Leetcode#532. K-diff Pairs in an Array(k差异对）

题目

Given an array of integers and an integer k, you need to find the number of unique k-diff pairs in the array. Here a k-diff pair is defined as an integer pair (i, j), where i and j are both numbers in the array and their absolute difference is k.

Example 1:

Input: [3, 1, 4, 1, 5], k = 2
Output: 2
Explanation: There are two 2-diff pairs in the array, (1, 3) and (3, 5).
Although we have two 1s in the input, we should only return the number of unique pairs.

Example 2:

Input:[1, 2, 3, 4, 5], k = 1
Output: 4
Explanation: There are four 1-diff pairs in the array, (1, 2), (2, 3), (3, 4) and (4, 5).

Example 3:

Input: [1, 3, 1, 5, 4], k = 0
Output: 1
Explanation: There is one 0-diff pair in the array, (1, 1).

Note:

1. The pairs (i, j) and (j, i) count as the same pair.
2. The length of the array won't exceed 10,000.
3. All the integers in the given input belong to the range: [-1e7, 1e7].

题意

给你一个数组，找出相差为k的不重复的数对，输入满足条件的数对的个数。

题解

只需判断当前数+k是否存在数组中，如果存在数组中则能构成一对数对。
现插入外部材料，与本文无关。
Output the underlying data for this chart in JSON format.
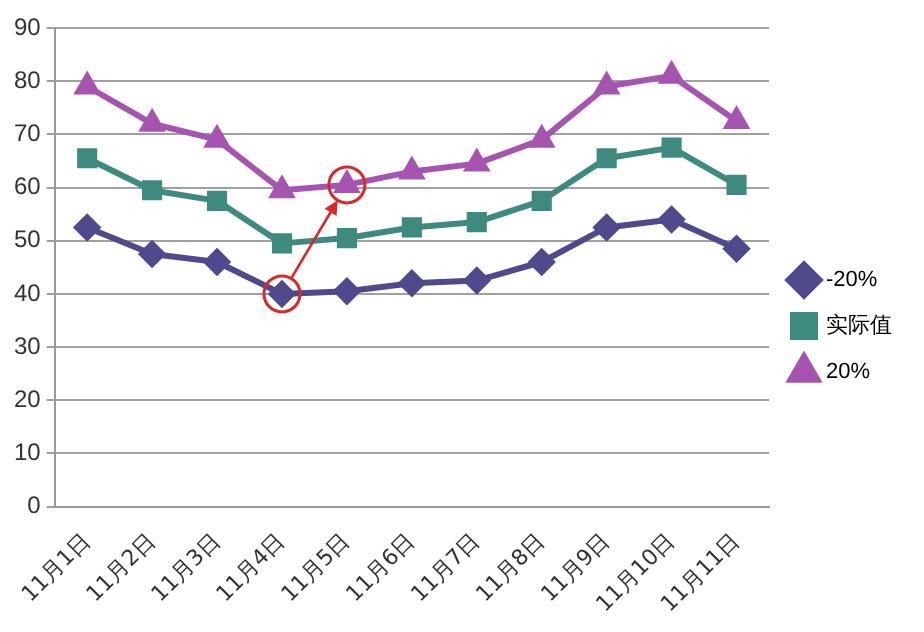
{
  "chart_data": {
    "type": "line",
    "categories": [
      "11月1日",
      "11月2日",
      "11月3日",
      "11月4日",
      "11月5日",
      "11月6日",
      "11月7日",
      "11月8日",
      "11月9日",
      "11月10日",
      "11月11日"
    ],
    "series": [
      {
        "name": "-20%",
        "color": "#4f4a8c",
        "marker": "diamond",
        "values": [
          52.5,
          47.5,
          46,
          40,
          40.5,
          42,
          42.5,
          46,
          52.5,
          54,
          48.5
        ]
      },
      {
        "name": "实际值",
        "color": "#3e8a7e",
        "marker": "square",
        "values": [
          65.5,
          59.5,
          57.5,
          49.5,
          50.5,
          52.5,
          53.5,
          57.5,
          65.5,
          67.5,
          60.5
        ]
      },
      {
        "name": "20%",
        "color": "#a555b0",
        "marker": "triangle",
        "values": [
          79,
          72,
          69,
          59.5,
          60.5,
          63,
          64.5,
          69,
          79,
          81,
          72.5
        ]
      }
    ],
    "ylim": [
      0,
      90
    ],
    "yticks": [
      0,
      10,
      20,
      30,
      40,
      50,
      60,
      70,
      80,
      90
    ],
    "grid": "y",
    "legend": "right"
  }
}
需要考虑去重差异对。

构建映射：数值 —>个数（C++使用map, python使用字典）

C++代码

class Solution {
public:
int findPairs(vector<int>& nums, int k) {

int sum = 0;
map<int,int>m;
if(k<0){ //差值为负数
return 0;
}
for(int i=0; i<nums.size(); i++){//构建数值-个数的映射关系
m[nums[i]]++;
}
map<int,int>::iterator it;

for(it=m.begin(); it!=m.end(); it++){//遍历map容器中的值，分两种情况讨论
if(k==0){//k==0且个数大于1的可以构成一个数对
if(it->second>1){
sum++;
}
}
else//k!=0,是如果当前值+k存在map中则可以构成一个数对
{
if(m.find(it->first + k) != m.end()){
sum++;
}
}

}
return sum;
}
};

python代码

class Solution(object):
def findPairs(self, nums, k):
"""
:type nums: List[int]
:type k: int
:rtype: int
"""
sum = 0
m = {}
if k<0:
return 0
for i in range(0, len(nums)):#初始化
m[nums[i]] = 0
for i in range(0, len(nums)):
m[nums[i]] = m[nums[i]] + 1
for key in m:
if k==0:
if m[key] > 1:
sum = sum + 1
else:
if m.has_key(key + k):
sum = sum + 1
return sum